Şentop, FETÖ ile mücadele konusuna da değindi. Şentop, "FETÖ ile ilgili bir tablo ortaya çıktı. FETÖ, bürokratik iktidarı elde etmek için çalıştı. FETÖ, 1960’larda kurulan bir örgüt. Bürokratik iktidarı ele geçirmek istediler. Hep soruyorlar, siyasette FETÖ’cü yok mu diye? Siyasette; poliste, askeriyede, yargıda olduğu kadar olmamıştır. Çünkü örgüt bürokrasiyi ele geçirerek yönetmek istedi. Siyasette de vardır, tamamen yok demiyoruz ama darbe yönetimi siyasi parti ele geçirmez çünkü parti kaybederse iktidarı biter. FETÖ’nün ideolojisine uygun yükselişler 1980’lerde aktör değişimi yaşandı. AK Parti iktidara geldiğinde vesayetçi sistemle mücadele etti. Bu vesayetin eski ideolojik insanları ile AK Parti mücadele etti. FETÖ’de bu dönemde vesayet sisteminin içinde aktörlerin yerine geçerek sistemi aynı şekilde yürüttü. Bunun somut örneklerine çok şahit olduk. Kritik noktalarda FETÖ yapılanmasında iktidar tasfiyelere başladı. Bunun ardından 2012’den bu yana direnmeye, daha sonra da MİT Müsteşarına karşı yapılanlarla tepki göstermeye başladılar.
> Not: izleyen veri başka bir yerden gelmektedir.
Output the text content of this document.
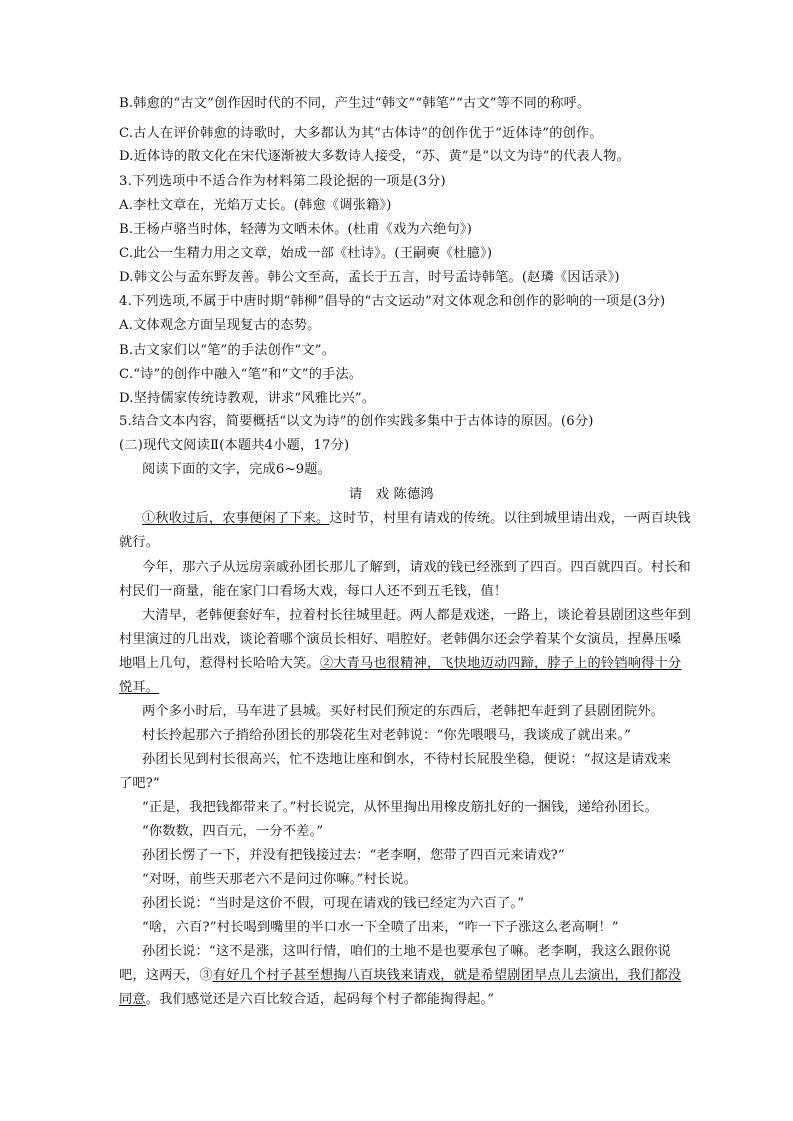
B.韩愈的“古文”创作因时代的不同，产生过“韩文”“韩笔”“古文”等不同的称呼。
C.古人在评价韩愈的诗歌时，大多都认为其“古体诗”的创作优于“近体诗”的创作。
D.近体诗的散文化在宋代逐渐被大多数诗人接受，“苏、黄”是“以文为诗”的代表人物。
3.下列选项中不适合作为材料第二段论据的一项是(3分)
A.李杜文章在，光焰万丈长。(韩愈《调张籍》)
B.王杨卢骆当时体，轻薄为文哂未休。(杜甫《戏为六绝句》)
C.此公一生精力用之文章，始成一部《杜诗》。(王嗣奭《杜臆》)
D.韩文公与孟东野友善。韩公文至高，孟长于五言，时号孟诗韩笔。(赵璘《因话录》)
4.下列选项,不属于中唐时期“韩柳”倡导的“古文运动”对文体观念和创作的影响的一项是(3分)
A.文体观念方面呈现复古的态势。
B.古文家们以“笔”的手法创作“文”。
C.“诗”的创作中融入“笔”和“文”的手法。
D.坚持儒家传统诗教观，讲求“风雅比兴”。
5.结合文本内容，简要概括“以文为诗”的创作实践多集中于古体诗的原因。(6分)
(二)现代文阅读Ⅱ(本题共4小题，17分)
阅读下面的文字，完成6~9题。
请　戏 陈德鸿
①秋收过后，农事便闲了下来。这时节，村里有请戏的传统。以往到城里请出戏，一两百块钱
就行。
今年，那六子从远房亲戚孙团长那儿了解到，请戏的钱已经涨到了四百。四百就四百。村长和
村民们一商量，能在家门口看场大戏，每口人还不到五毛钱，值！
大清早，老韩便套好车，拉着村长往城里赶。两人都是戏迷，一路上，谈论着县剧团这些年到
村里演过的几出戏，谈论着哪个演员长相好、唱腔好。老韩偶尔还会学着某个女演员，捏鼻压嗓
地唱上几句，惹得村长哈哈大笑。②大青马也很精神，飞快地迈动四蹄，脖子上的铃铛响得十分
悦耳。
两个多小时后，马车进了县城。买好村民们预定的东西后，老韩把车赶到了县剧团院外。
村长拎起那六子捎给孙团长的那袋花生对老韩说：“你先喂喂马，我谈成了就出来。”
孙团长见到村长很高兴，忙不迭地让座和倒水，不待村长屁股坐稳，便说：“叔这是请戏来
了吧?”
“正是，我把钱都带来了。”村长说完，从怀里掏出用橡皮筋扎好的一捆钱，递给孙团长。
“你数数，四百元，一分不差。”
孙团长愣了一下，并没有把钱接过去：“老李啊，您带了四百元来请戏?”
“对呀，前些天那老六不是问过你嘛。”村长说。
孙团长说：“当时是这价不假，可现在请戏的钱已经定为六百了。”
“啥，六百?”村长喝到嘴里的半口水一下全喷了出来，“咋一下子涨这么老高啊！”
孙团长说：“这不是涨，这叫行情，咱们的土地不是也要承包了嘛。老李啊，我这么跟你说
吧，这两天，③有好几个村子甚至想掏八百块钱来请戏，就是希望剧团早点儿去演出，我们都没
同意。我们感觉还是六百比较合适，起码每个村子都能掏得起。”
Daha sonra gezi olayları, 17-25 Aralık operasyonu derken mücadeleye dönüştü. Bürokrasinin her kademesinde FETÖ ile mücadeleye başladık daha sonrada 15 Temmuz’da darbe girişimine kalktılar. Fakat başaramadılar" dedi.


Şentop, 24 Haziran seçimlerinde destek istediklerini ifade ederek, "16 Nisan’da resmiyette bir değişiklik yaptık. 24 Haziran’da da bu değişikliğin uygulaması yapılacak. Eski sisteme göre Cumhurbaşkanının görev yetkilerini kullanması yanlış olurdu. Bu seçimle beraber anlatmış olduğumuz tarihi arka plan için bir adımdır. 24 Haziran seçimlerinden sonra, yasal düzlemde değişiklikleri meclis yapacaktır. Bu sisteme inanan bir çoğunluğun mecliste olması lazım. Cumhurbaşkanının partisinden çoğunluğun mecliste olması lazım. Bizler bu vesile ile sizlerden destek istiyoruz" diye konuştu.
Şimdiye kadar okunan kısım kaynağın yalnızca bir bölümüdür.